How much profit is too much when you're talking about oil companies

SayAnything (and INDC Journal) make some great points about the current Senate hearings. Listening to the blowhards in the MSM you'd think these oil execs were (or ought to be) under indictment.

First Rob quotes INDC:

For example, “Exxon earned its biggest-ever profit, $9.9 billion, on revenue of more than $100 billion in the third quarter.”

I’m no economist, but that seems to mean that Exxon is actually making just under ten cents for every dollar they bring in (I’m not sure whether that is pre-tax or post-tax).

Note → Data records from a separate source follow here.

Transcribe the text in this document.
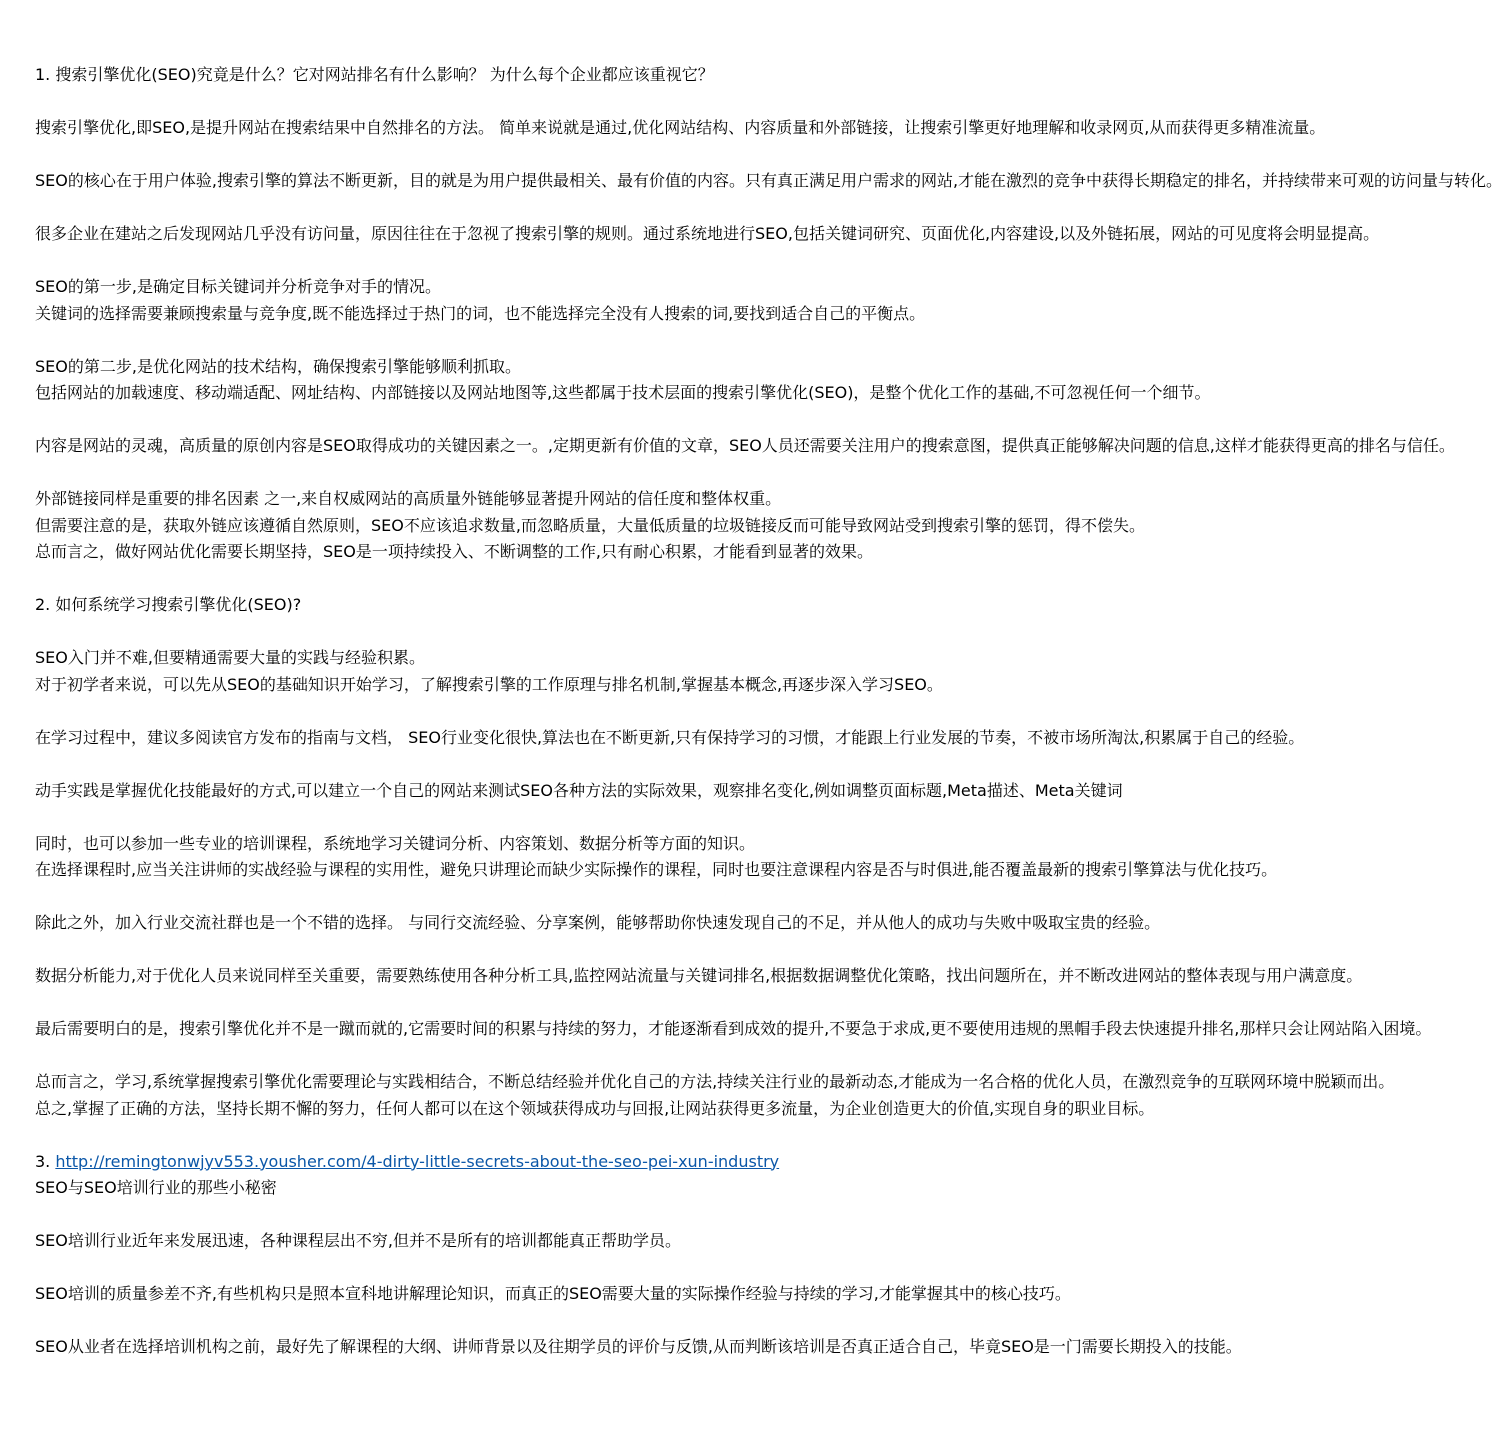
1. 搜索引擎优化(SEO)究竟是什么？它对网站排名有什么影响？ 为什么每个企业都应该重视它？
搜索引擎优化,即SEO,是提升网站在搜索结果中自然排名的方法。 简单来说就是通过,优化网站结构、内容质量和外部链接，让搜索引擎更好地理解和收录网页,从而获得更多精准流量。
SEO的核心在于用户体验,搜索引擎的算法不断更新，目的就是为用户提供最相关、最有价值的内容。只有真正满足用户需求的网站,才能在激烈的竞争中获得长期稳定的排名，并持续带来可观的访问量与转化。
很多企业在建站之后发现网站几乎没有访问量，原因往往在于忽视了搜索引擎的规则。通过系统地进行SEO,包括关键词研究、页面优化,内容建设,以及外链拓展，网站的可见度将会明显提高。
SEO的第一步,是确定目标关键词并分析竞争对手的情况。
关键词的选择需要兼顾搜索量与竞争度,既不能选择过于热门的词，也不能选择完全没有人搜索的词,要找到适合自己的平衡点。
SEO的第二步,是优化网站的技术结构，确保搜索引擎能够顺利抓取。
包括网站的加载速度、移动端适配、网址结构、内部链接以及网站地图等,这些都属于技术层面的搜索引擎优化(SEO)，是整个优化工作的基础,不可忽视任何一个细节。
内容是网站的灵魂，高质量的原创内容是SEO取得成功的关键因素之一。,定期更新有价值的文章，SEO人员还需要关注用户的搜索意图，提供真正能够解决问题的信息,这样才能获得更高的排名与信任。
外部链接同样是重要的排名因素 之一,来自权威网站的高质量外链能够显著提升网站的信任度和整体权重。
但需要注意的是，获取外链应该遵循自然原则，SEO不应该追求数量,而忽略质量，大量低质量的垃圾链接反而可能导致网站受到搜索引擎的惩罚，得不偿失。
总而言之，做好网站优化需要长期坚持，SEO是一项持续投入、不断调整的工作,只有耐心积累，才能看到显著的效果。
2. 如何系统学习搜索引擎优化(SEO)?
SEO入门并不难,但要精通需要大量的实践与经验积累。
对于初学者来说，可以先从SEO的基础知识开始学习，了解搜索引擎的工作原理与排名机制,掌握基本概念,再逐步深入学习SEO。
在学习过程中，建议多阅读官方发布的指南与文档， SEO行业变化很快,算法也在不断更新,只有保持学习的习惯，才能跟上行业发展的节奏，不被市场所淘汰,积累属于自己的经验。
动手实践是掌握优化技能最好的方式,可以建立一个自己的网站来测试SEO各种方法的实际效果，观察排名变化,例如调整页面标题,Meta描述、Meta关键词
同时，也可以参加一些专业的培训课程，系统地学习关键词分析、内容策划、数据分析等方面的知识。
在选择课程时,应当关注讲师的实战经验与课程的实用性，避免只讲理论而缺少实际操作的课程，同时也要注意课程内容是否与时俱进,能否覆盖最新的搜索引擎算法与优化技巧。
除此之外，加入行业交流社群也是一个不错的选择。 与同行交流经验、分享案例，能够帮助你快速发现自己的不足，并从他人的成功与失败中吸取宝贵的经验。
数据分析能力,对于优化人员来说同样至关重要，需要熟练使用各种分析工具,监控网站流量与关键词排名,根据数据调整优化策略，找出问题所在，并不断改进网站的整体表现与用户满意度。
最后需要明白的是，搜索引擎优化并不是一蹴而就的,它需要时间的积累与持续的努力，才能逐渐看到成效的提升,不要急于求成,更不要使用违规的黑帽手段去快速提升排名,那样只会让网站陷入困境。
总而言之，学习,系统掌握搜索引擎优化需要理论与实践相结合，不断总结经验并优化自己的方法,持续关注行业的最新动态,才能成为一名合格的优化人员，在激烈竞争的互联网环境中脱颖而出。
总之,掌握了正确的方法，坚持长期不懈的努力，任何人都可以在这个领域获得成功与回报,让网站获得更多流量，为企业创造更大的价值,实现自身的职业目标。
3. http://remingtonwjyv553.yousher.com/4-dirty-little-secrets-about-the-seo-pei-xun-industry
SEO与SEO培训行业的那些小秘密
SEO培训行业近年来发展迅速，各种课程层出不穷,但并不是所有的培训都能真正帮助学员。
SEO培训的质量参差不齐,有些机构只是照本宣科地讲解理论知识，而真正的SEO需要大量的实际操作经验与持续的学习,才能掌握其中的核心技巧。
SEO从业者在选择培训机构之前，最好先了解课程的大纲、讲师背景以及往期学员的评价与反馈,从而判断该培训是否真正适合自己，毕竟SEO是一门需要长期投入的技能。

That doesn’t strike me as a “windfall.” It just seems like a decent return.


And Rob eleborates:

Does anyone really thinking that levying new and heavy taxes on the oil industry is going to solve the problem with high gas prices? Like I’ve said before, more taxes and regulation lead to higher prices, not lower prices. The only guaranteed way to lower oil prices is to increase supply, yet most of the Senators (my own Senator Byron Dorgan included) who are asking some of the most pointed questions of these oil executives have voted against measures that would allow for the development of more domestic petroleum reserves.


I guess the basic principles of economics/supply and demand are only on the "suggested reading" list for Senators. Can anyone say ANWR?

UPDATE: Business Week is the latest to rip the Senate hearings with the Oil Company CEOs. How's this for a title/subtitle: Why Energy Prices Are Losing Steam; Angry U.S. senators may not want to hear it, but simple supply-and-demand dynamics are reasserting themselves after the hurricane-induced spikes. Ouch.